Capítulo 38

La tenue y mortecina luz de las paredes de las escaleras en espiral se arremolinaba ante mis ojos de manera muy desagradable, añadiendo náuseas y desorientación a mi sensación de movimiento. Debajo de mí oía la risa fuerte y burlona de Thomas mientras luchaba, junto con el ocasional disparo del arma de Murphy. Mi cuerpo dolorido me odiaba por obligarlo a subir las escaleras, especialmente las rodillas. Cualquier persona de mi tamaño era propensa a este tipo de cosas.

Pero no había nada que hacer al respecto, así que ignoré el dolor y continué. La mariposa de fuego de Lily mantenía mi ritmo y me iluminaba.

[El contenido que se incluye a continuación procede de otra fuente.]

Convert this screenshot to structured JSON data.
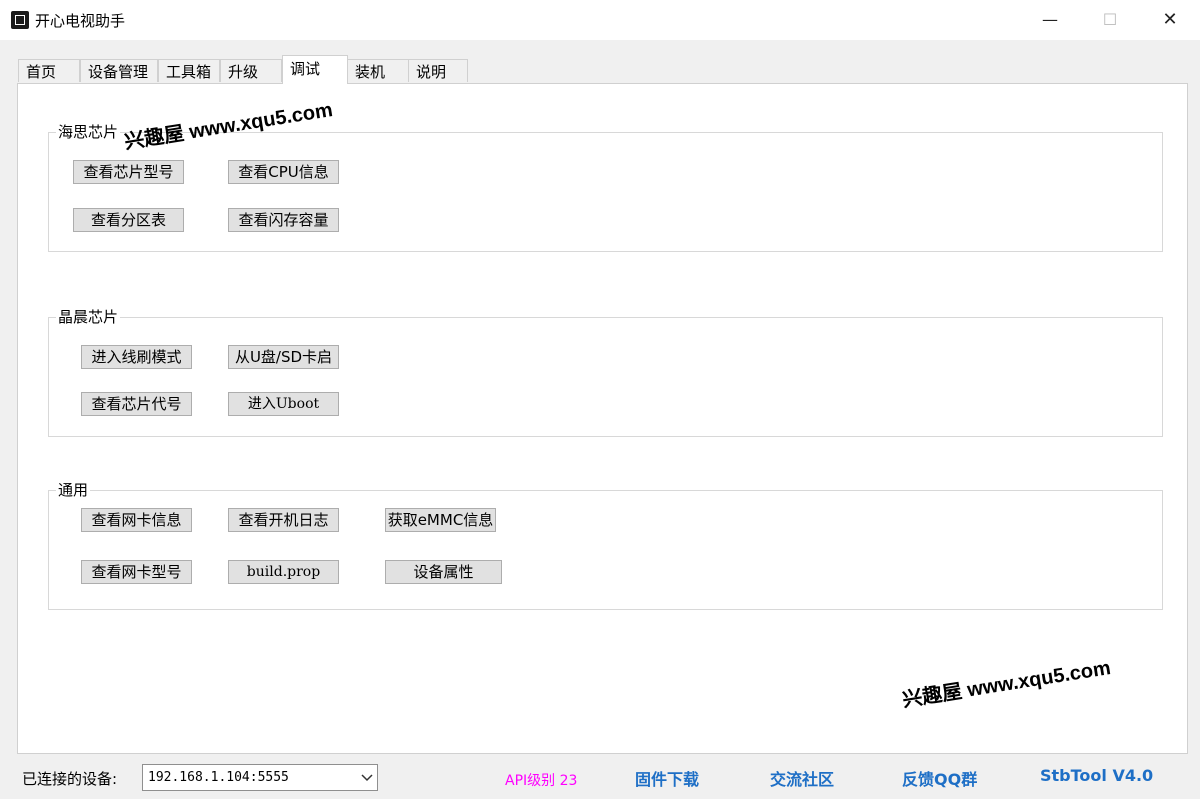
{
  "window": {
    "title": "开心电视助手",
    "controls": {
      "minimize": "—",
      "maximize": "☐",
      "close": "✕"
    }
  },
  "tabs": [
    {
      "label": "首页"
    },
    {
      "label": "设备管理"
    },
    {
      "label": "工具箱"
    },
    {
      "label": "升级"
    },
    {
      "label": "调试"
    },
    {
      "label": "装机"
    },
    {
      "label": "说明"
    }
  ],
  "active_tab": "调试",
  "groups": {
    "hisilicon": {
      "title": "海思芯片",
      "buttons": [
        "查看芯片型号",
        "查看CPU信息",
        "查看分区表",
        "查看闪存容量"
      ]
    },
    "amlogic": {
      "title": "晶晨芯片",
      "buttons": [
        "进入线刷模式",
        "从U盘/SD卡启",
        "查看芯片代号",
        "进入Uboot"
      ]
    },
    "general": {
      "title": "通用",
      "buttons": [
        "查看网卡信息",
        "查看开机日志",
        "获取eMMC信息",
        "查看网卡型号",
        "build.prop",
        "设备属性"
      ]
    }
  },
  "watermark": "兴趣屋 www.xqu5.com",
  "status": {
    "connected_label": "已连接的设备:",
    "device": "192.168.1.104:5555",
    "api_level": "API级别 23",
    "links": [
      "固件下载",
      "交流社区",
      "反馈QQ群",
      "StbTool V4.0"
    ]
  },
  "colors": {
    "api": "#ff00ff",
    "link": "#1e6fc6"
  }
}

Tenía las piernas más largas que Charity y la alcancé cuando se acercaba a la parte superior de la escalera. Molly volvió a gritar. Transmitía puro terror, angustia y dolor. Sonaba muy cerca.

—¡Ya voy, nena! —exclamó su madre, jadeando. Estaba en muy buena forma, pero ningún programa de ejercicios incluye correr varias decenas de metros de escaleras de caracol con una armadura completa y un casco, además de un gran martillo y una espada. Sus piernas aminoraron el ritmo y se tambaleó un poco cuando llegó a la cima de la escalera y se encontró en una sala baja y pequeña que conducía a otro arco abierto. La luz fría de la noche de invierno, la de la luna en la nieve, brillaba a través de aquella entrada.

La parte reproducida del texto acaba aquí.